The court wanted to see how the Alpha King would respond to having his mate taken.
They expected fury—public, destructive, the kind that proved human females had weakened Yzefrxyl leadership.
They expected political advantage, ammunition for challenges and coups and all the petty power games that had defined this fortress since the first stone was laid.
Let them expect.
Sylas pushed away from the map and moved toward the chamber’s hidden exit.
The torches guttered as he passed, shadows stretching to meet him like old friends.
In the public halls, he would be the measured king—deliberating, consulting, appearing to gather information through proper channels while actually accomplishing nothing useful.

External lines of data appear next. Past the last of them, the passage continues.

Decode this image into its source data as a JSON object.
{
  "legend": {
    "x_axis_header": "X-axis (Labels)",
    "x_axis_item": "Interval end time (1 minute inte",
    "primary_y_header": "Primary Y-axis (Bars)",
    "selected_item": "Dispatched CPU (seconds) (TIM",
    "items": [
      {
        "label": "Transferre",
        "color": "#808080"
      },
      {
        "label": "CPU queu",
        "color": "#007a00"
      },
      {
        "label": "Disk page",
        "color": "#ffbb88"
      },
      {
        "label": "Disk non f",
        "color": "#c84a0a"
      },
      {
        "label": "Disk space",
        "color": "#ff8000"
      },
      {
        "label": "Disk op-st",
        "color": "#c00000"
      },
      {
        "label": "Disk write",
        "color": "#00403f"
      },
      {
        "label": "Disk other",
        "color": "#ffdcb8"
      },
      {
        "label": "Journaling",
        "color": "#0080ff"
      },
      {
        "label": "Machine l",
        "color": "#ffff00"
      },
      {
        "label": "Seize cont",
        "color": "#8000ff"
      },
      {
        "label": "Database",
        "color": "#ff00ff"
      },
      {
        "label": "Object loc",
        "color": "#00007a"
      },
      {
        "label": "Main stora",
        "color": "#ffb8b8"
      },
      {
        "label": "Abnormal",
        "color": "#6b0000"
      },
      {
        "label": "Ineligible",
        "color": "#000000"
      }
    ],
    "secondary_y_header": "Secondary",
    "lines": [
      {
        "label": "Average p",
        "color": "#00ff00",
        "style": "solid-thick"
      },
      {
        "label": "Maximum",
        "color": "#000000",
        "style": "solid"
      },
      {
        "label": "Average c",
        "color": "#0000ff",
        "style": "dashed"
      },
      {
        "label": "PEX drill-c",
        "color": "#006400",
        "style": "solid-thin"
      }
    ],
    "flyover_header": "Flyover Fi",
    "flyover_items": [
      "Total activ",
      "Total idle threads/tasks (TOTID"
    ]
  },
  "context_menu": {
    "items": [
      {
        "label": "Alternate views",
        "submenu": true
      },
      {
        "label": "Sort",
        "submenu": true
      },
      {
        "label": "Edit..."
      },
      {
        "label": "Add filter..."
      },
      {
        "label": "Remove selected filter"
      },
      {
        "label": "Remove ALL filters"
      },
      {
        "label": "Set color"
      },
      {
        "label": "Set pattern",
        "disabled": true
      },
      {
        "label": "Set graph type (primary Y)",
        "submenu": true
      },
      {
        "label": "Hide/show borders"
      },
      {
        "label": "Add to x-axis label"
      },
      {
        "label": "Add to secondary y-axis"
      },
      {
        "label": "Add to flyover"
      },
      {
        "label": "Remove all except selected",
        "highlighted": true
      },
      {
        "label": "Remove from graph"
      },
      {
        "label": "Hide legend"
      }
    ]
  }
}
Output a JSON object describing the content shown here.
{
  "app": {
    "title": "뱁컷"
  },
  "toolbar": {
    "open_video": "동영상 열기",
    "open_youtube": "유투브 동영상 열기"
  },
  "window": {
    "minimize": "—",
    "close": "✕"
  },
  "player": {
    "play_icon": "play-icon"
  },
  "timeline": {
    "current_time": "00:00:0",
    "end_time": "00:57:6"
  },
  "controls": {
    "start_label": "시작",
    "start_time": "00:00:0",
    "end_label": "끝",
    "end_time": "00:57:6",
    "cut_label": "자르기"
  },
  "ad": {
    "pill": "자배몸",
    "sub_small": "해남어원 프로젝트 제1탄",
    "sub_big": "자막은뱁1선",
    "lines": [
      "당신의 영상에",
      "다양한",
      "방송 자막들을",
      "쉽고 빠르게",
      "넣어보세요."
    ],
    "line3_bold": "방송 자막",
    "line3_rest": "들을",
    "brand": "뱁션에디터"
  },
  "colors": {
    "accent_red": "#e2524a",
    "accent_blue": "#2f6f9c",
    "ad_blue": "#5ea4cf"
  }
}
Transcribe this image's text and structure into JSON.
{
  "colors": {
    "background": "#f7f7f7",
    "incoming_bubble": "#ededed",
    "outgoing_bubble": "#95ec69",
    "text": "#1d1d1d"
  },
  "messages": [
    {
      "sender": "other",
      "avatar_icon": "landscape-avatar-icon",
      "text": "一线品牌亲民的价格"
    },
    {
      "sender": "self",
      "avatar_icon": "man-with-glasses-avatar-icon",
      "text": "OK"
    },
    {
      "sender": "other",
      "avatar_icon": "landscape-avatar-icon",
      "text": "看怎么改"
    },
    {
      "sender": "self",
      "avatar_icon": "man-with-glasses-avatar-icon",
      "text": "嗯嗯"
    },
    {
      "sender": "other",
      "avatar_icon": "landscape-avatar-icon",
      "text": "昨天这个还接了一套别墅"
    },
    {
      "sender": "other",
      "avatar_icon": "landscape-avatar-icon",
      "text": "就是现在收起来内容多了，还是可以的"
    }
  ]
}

But in the dark places beneath the fortress, where the light didn’t reach and the old ways still held power, he would be something else entirely.
Something that Vask and his faithful would learn to fear.
His claws flexed, and somewhere deep in his chest, where the bond should have hummed with Elsa’s presence, the hollow space filled with something darker.
Something patient. Something that had ruled this fortress before mercy became an option, before politics softened the edges of power, before anything existed except the hunt and the kill and the satisfaction of tearing apart whatever stood between a predator and his chosen prey.
The enemy wanted to see the Alpha King lose control.
They were about to learn the difference between losing control and choosing to let the leash slip.